00:29 She's believed to be a child of one of the six female and four male platypuses rehomed
00:34 into the Hacking River last May as part of the state's first ever translocation project.
00:41 Before this project started we confirmed that there weren't any platypuses here.
00:45 She's here to call the Royal National Park her home.
00:50 Hopeful of a successful breeding season last year, researchers conducted a weekend of night
00:56 time surveys, but finding the mammal is no small task.
01:00 It's really looking for a needle in a haystack.
01:03 Last August, thick black sediment from metropolitan colliery contaminated Camp Gully Creek upstream,
01:10 threatening the park's biodiversity.
01:12 Fortunately there was no immediate harm to the platypuses.
01:16 We have this terrible irony here where we have the oldest running coal mine in Australia
01:22 operating right next to Australia's oldest national park.

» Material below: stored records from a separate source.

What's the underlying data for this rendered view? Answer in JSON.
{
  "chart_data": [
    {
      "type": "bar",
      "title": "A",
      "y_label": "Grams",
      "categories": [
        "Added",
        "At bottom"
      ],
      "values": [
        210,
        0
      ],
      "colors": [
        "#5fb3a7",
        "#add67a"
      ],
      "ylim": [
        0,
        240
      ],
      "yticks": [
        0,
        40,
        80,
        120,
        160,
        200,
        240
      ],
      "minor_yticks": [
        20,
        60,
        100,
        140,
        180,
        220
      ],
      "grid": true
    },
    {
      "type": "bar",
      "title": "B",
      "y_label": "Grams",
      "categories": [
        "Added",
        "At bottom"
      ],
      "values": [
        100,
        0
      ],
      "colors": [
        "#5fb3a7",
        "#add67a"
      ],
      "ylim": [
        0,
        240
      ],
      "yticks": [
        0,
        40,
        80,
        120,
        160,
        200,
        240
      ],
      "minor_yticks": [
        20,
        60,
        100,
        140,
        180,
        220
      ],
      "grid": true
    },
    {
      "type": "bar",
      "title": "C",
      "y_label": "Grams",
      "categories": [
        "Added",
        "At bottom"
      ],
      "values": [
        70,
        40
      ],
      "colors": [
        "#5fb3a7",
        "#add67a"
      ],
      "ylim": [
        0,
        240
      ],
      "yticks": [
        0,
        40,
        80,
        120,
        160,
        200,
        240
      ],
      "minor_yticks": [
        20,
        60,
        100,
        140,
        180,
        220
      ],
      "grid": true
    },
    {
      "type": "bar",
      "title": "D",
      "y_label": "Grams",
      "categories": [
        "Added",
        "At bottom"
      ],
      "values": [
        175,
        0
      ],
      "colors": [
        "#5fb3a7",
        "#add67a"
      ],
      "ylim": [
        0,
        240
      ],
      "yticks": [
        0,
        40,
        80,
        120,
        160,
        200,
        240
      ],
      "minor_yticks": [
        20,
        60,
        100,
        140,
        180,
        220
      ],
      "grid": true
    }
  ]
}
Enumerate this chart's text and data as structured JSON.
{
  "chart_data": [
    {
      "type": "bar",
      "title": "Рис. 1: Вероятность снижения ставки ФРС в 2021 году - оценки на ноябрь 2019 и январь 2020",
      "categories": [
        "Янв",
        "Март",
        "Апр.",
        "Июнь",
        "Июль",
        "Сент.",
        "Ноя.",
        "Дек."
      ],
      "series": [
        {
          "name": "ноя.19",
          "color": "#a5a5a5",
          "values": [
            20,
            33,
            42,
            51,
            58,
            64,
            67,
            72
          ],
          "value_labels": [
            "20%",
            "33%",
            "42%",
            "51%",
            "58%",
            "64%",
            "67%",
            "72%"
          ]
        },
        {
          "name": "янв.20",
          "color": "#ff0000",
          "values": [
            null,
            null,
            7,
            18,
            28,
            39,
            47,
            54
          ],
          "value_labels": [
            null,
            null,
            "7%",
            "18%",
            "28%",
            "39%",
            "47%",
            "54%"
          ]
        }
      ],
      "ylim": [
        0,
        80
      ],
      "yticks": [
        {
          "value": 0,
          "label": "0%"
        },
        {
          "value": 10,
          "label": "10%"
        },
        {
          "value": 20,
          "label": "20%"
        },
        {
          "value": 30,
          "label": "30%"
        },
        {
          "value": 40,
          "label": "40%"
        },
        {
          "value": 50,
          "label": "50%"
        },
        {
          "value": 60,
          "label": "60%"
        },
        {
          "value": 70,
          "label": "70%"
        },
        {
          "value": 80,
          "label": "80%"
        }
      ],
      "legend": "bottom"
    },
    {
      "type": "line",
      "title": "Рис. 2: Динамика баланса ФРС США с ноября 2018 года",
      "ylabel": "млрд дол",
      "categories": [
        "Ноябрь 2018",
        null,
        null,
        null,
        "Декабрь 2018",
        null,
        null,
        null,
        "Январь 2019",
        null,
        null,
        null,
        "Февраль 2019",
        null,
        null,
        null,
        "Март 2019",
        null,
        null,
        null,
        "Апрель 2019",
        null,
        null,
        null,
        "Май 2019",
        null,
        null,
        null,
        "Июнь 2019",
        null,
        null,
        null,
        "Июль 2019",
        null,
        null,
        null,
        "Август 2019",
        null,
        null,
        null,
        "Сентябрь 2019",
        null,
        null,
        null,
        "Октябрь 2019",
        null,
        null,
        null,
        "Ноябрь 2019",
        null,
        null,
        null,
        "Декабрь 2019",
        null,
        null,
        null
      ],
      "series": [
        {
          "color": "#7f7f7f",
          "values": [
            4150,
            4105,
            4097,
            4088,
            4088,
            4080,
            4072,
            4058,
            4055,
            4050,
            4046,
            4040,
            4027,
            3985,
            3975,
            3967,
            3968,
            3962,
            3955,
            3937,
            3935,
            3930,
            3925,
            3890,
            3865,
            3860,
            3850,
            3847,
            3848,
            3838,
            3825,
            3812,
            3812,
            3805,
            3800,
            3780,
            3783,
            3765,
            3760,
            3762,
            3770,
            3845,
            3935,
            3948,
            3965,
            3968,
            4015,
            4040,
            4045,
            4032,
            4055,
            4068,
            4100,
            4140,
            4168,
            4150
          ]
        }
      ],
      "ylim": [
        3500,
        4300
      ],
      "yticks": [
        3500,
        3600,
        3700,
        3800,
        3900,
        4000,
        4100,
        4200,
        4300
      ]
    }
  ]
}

01:26 At some point we have to ask ourselves, which do we value more?
01:30 The proof is in this project that the water quality is better than it was and that it
01:35 is able to hold and look after platypus in the wild.
01:41 That's why this project is so important.
01:43 The government says it will legislate stronger powers for the environmental watchdog, which
01:48 can't come soon enough for the state's future puggle population.